Guy Reed




Euphoria in Ohio

Driving home to New York from the head waters
of the Mississippi after my father's funeral.
I've spent three weeks handling his life and after it.
I'm in his car with the last of his stuff. It's raining like

hissing, screeching yeows and guttural, frothing
ruffs. For miles and hours in this deluge
I'm behind an F350 truck pulling a long empty trailer.
It's nearly all I can see. I'm following his lead

at 75 mph. I'm playing country music
and we're passing everybody. It was overcast,
fog when I left Minnesota yesterday.
The same through Wisconsin. Nightfall

through Illinois. It's been raining since I woke up
in Indiana. Now, somewhere in the middle
of Ohio, in the middle of the day, the rain breaks.
The road is high on a plateau- high for Ohio-

overhead the darkest cloud I've ever seen
like the sky was turned off. Oak leaves
float by like damaged butterflies. I've
made this drive a dozen times and nothing

looks familiar. I sit up straight. Suddenly,
I find myself happy to be here, right here in Ohio.
I don't know why; my father is dead,
the sky is ominous, and the music

is about dying young in prison. My friend,
the F350, has slowed slightly. I pull out, pass him
on the left. He pulls in behind me. Now
I'm going to take us through the rest

of this storm, the rest of this state
and the next, all the way to the Atlantic
and the end of life if I have to; I feel that
good.
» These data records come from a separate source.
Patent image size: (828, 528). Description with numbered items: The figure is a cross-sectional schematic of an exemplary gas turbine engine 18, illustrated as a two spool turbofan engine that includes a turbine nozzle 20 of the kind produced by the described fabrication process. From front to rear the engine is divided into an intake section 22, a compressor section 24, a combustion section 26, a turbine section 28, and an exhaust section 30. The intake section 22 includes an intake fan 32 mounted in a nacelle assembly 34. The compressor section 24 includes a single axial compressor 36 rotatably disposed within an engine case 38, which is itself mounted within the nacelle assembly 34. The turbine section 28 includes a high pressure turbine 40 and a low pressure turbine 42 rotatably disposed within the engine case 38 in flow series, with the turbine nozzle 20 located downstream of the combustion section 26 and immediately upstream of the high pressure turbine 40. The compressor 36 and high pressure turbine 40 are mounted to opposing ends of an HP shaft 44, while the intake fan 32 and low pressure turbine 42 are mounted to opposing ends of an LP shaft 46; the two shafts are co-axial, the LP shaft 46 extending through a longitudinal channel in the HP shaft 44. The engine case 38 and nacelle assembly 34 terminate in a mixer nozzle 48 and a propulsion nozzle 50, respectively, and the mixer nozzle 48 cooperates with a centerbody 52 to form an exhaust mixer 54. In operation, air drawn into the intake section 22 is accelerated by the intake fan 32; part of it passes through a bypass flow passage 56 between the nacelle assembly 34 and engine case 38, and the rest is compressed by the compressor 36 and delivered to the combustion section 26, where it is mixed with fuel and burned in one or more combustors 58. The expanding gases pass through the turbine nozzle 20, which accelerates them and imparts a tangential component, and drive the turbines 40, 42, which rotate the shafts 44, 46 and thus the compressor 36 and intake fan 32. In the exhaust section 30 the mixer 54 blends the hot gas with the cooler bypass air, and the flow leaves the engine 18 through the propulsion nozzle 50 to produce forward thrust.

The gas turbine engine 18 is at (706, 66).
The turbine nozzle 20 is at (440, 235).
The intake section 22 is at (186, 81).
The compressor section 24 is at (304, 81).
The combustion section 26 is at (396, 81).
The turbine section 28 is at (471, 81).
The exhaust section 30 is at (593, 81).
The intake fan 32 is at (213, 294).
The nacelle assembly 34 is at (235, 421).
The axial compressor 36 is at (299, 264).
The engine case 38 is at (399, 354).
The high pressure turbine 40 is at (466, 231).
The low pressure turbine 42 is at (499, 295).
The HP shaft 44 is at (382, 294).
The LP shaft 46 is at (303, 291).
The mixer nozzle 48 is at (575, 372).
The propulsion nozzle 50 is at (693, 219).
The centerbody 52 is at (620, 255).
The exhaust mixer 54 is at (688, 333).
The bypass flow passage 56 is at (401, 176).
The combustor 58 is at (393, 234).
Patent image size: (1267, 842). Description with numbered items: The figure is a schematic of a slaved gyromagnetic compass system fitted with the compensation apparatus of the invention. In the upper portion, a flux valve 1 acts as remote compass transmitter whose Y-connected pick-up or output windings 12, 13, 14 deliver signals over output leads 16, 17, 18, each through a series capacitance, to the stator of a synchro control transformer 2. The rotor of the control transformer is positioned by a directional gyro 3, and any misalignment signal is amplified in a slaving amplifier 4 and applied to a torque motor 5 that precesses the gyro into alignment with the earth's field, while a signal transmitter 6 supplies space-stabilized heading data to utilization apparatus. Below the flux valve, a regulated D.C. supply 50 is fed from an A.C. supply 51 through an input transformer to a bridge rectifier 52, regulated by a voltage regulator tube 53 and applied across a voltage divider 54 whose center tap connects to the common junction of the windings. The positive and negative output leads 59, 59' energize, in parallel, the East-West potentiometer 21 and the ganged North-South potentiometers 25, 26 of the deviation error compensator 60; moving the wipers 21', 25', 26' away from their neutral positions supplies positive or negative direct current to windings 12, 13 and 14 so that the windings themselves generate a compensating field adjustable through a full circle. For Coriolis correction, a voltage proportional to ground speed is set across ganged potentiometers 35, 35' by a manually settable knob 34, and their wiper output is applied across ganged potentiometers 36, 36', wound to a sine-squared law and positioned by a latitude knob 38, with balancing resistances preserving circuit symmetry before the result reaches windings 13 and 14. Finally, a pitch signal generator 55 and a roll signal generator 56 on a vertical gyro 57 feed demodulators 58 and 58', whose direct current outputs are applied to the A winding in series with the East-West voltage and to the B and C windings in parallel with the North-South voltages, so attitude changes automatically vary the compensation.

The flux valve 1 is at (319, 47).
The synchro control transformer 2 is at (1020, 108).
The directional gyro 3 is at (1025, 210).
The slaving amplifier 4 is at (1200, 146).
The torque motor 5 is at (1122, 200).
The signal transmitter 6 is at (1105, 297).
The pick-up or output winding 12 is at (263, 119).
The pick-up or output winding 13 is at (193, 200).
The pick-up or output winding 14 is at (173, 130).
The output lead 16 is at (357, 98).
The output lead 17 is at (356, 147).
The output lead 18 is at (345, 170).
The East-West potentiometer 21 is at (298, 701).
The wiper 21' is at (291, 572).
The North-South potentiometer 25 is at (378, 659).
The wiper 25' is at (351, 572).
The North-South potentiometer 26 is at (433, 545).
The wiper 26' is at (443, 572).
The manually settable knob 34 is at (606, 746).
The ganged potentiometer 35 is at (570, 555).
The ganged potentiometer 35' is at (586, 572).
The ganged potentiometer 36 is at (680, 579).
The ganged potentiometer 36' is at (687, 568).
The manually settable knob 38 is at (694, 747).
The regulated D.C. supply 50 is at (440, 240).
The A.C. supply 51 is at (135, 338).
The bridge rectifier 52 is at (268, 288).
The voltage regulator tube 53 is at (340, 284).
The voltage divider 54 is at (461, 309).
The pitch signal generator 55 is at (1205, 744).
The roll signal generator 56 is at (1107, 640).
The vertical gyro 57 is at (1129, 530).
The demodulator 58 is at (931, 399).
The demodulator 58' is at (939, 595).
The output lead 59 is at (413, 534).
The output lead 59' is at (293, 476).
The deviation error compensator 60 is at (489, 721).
Of that, I am confident.


Conveyance Object 4
                for Ralph Humphrey

The day rises blue,
all blue, nothing else,
filling the space behind and
between things, space
that is not me or you. Space
that appears to be empty, it too
is blue. Other colors become
an end point for our sight: black
birds, red cars, a yellow house, green
hills, brown shoes, gray cement,
and distract us from the veil of blue
sky between even our fingers, our eyelashes,
our parted lips. Blue things like teapots,
dinner plates, bluebirds and mailboxes
double back air and light in resonant waves of blue
becoming electric. When the death ship comes
to collect my soul, I wish to ride
the pure white sails clear into the cobalt blue
that must continue forever, deep,
deep plumb of the depths,
blue behind the blue that is bluer yet,
disappear into that sky full of nothing but itself.


Poetry Fails

It's still enough just for the children to be home
on a Friday evening. Work done. The house,
warm from the oven, smells of baked apples.
I step outdoors into the sweet half-light,
maple trees lit lanterns ablaze with color
and somewhere near overhead I hear the geese
doing their important work. The moonlight
silver on their backs. No medium except body
and soul can stroke all the senses, but yes, happy.


About the Author

Guy Reed is the author of the 2011 poetry chapbook, The Effort To Hold Light (Finishing Line Press). Most recently, he's published 2 poems in the 2015 spring issue of Poetry East (#84 & #85).